Salyzyn, Mark wrote:
Jeff Garzik [mailto:jgarzik@xxxxxxxxx] sez:
All throughout development, before Justin had written a
single line of code, he was told to do things via Device Mapper.
He did not strictly write the emd code, it was written years earlier by
a team. It's release was the result of it being placed on his lap
submit.
Ah, I stand corrected.
I just recall being on concalls months prior to public EMD release,
urging the use of Device Mapper, and telling Adaptec and other involved
companies that the submission would be rejected if the current course
was continued.
No doubt it was very frustrating for the engineers doing the work to
have their months of effort rejected, but it was also frustrating for
me, since I was trying make all parties aware of the impending rejection
well in advance.
As I said, it all ended up being an unfortunate timing of events with
unexpected side effects. At each instant of time it has always been
clear what to do ...
2005? We tried to set up a case for ROI for the support of a dmraid
plugin.

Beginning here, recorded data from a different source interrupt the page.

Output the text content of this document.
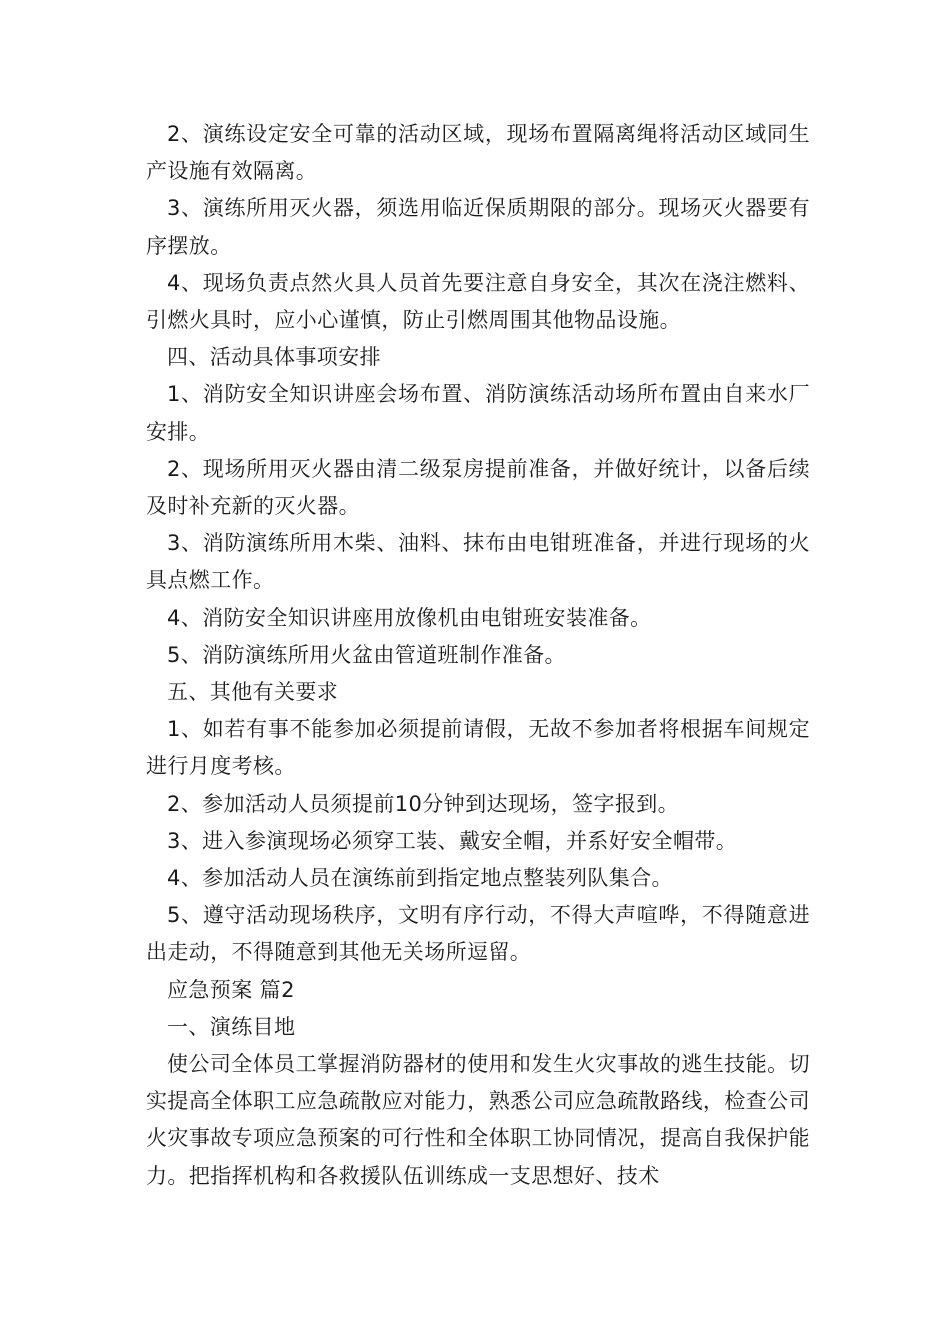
2、演练设定安全可靠的活动区域，现场布置隔离绳将活动区域同生产设施有效隔离。

3、演练所用灭火器，须选用临近保质期限的部分。现场灭火器要有序摆放。

4、现场负责点然火具人员首先要注意自身安全，其次在浇注燃料、引燃火具时，应小心谨慎，防止引燃周围其他物品设施。

四、活动具体事项安排

1、消防安全知识讲座会场布置、消防演练活动场所布置由自来水厂安排。

2、现场所用灭火器由清二级泵房提前准备，并做好统计，以备后续及时补充新的灭火器。

3、消防演练所用木柴、油料、抹布由电钳班准备，并进行现场的火具点燃工作。

4、消防安全知识讲座用放像机由电钳班安装准备。

5、消防演练所用火盆由管道班制作准备。

五、其他有关要求

1、如若有事不能参加必须提前请假，无故不参加者将根据车间规定进行月度考核。

2、参加活动人员须提前10分钟到达现场，签字报到。

3、进入参演现场必须穿工装、戴安全帽，并系好安全帽带。

4、参加活动人员在演练前到指定地点整装列队集合。

5、遵守活动现场秩序，文明有序行动，不得大声喧哗，不得随意进出走动，不得随意到其他无关场所逗留。

应急预案 篇2

一、演练目地

使公司全体员工掌握消防器材的使用和发生火灾事故的逃生技能。切实提高全体职工应急疏散应对能力，熟悉公司应急疏散路线，检查公司火灾事故专项应急预案的可行性和全体职工协同情况，提高自我保护能力。把指挥机构和各救援队伍训练成一支思想好、技术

I am merely a JAFO to that process trying to push it along.
Well, all your efforts are appreciated :)
Adaptec has an unfortunate history of simply not communicating well with
the Linux community -- and I note that's a two-way street. I've even
heard it whispered that Linux people "hate Adaptec", that we take some
sort of pleasure out of putting the screws to Adaptec.
Nothing could be further from the truth.
Exclusing you, Mark, who seems to understand this stuff, Adaptec just
seems to have a tough time understanding the rationale and goals behind
the feedback from SCSI and Linux maintainers.
Adaptec -- excluding aacraid -- continues to have a history of (a) being
grossly dissatisfied with the current SCSI code, and (b) concluding that
a proper solution simply works around all the problems. That's a fair
perspective, but Linux prefers the more cross-vendor approach of
modifying the base Linux code.
Greater than Linux itself, the GPL and open source create a commodity
effect: competitors work on the same piece of software, rather than
producing competing versions of software. Out of this principle falls
the "update SCSI core, don't workaround in your driver" approach. Ditto
for use of Device Mapper, rather than doing RAID in the driver itself,
or duplicating effort with EMD. With open source, code duplication just
increases effort, decreases test coverage, and increases the likelihood
of bugs.
The downside (from a vendor perspective) is that vendor engineers are
drafted into updating the Linux core, when a new spiffy hardware feature
needs to be supported. This is actually not a downside, but a benefit.
In the long run, common code is highly reus{able,ed}, leading to
rapid development, vastly increased test coverage, and maintainable even
if the original hardware vendor goes out of business, or EOLs the hardware.
I wish I could rewind the clock, and demonstrate to Justin, Scott, Luben
and other Adaptec engineers that there are solid reasons behind each of
these decisions, and its not "politics" or "NIH" or "we hate you" or "we
are the anointed ones, bow to us."
Linux doesn't have a roadmap, rather it has certain code patterns that
experience has taught us are sustainable, portable, and performant in
the long term. As long as new source code fits these code patterns, we
welcome the addition with open arms. From any company.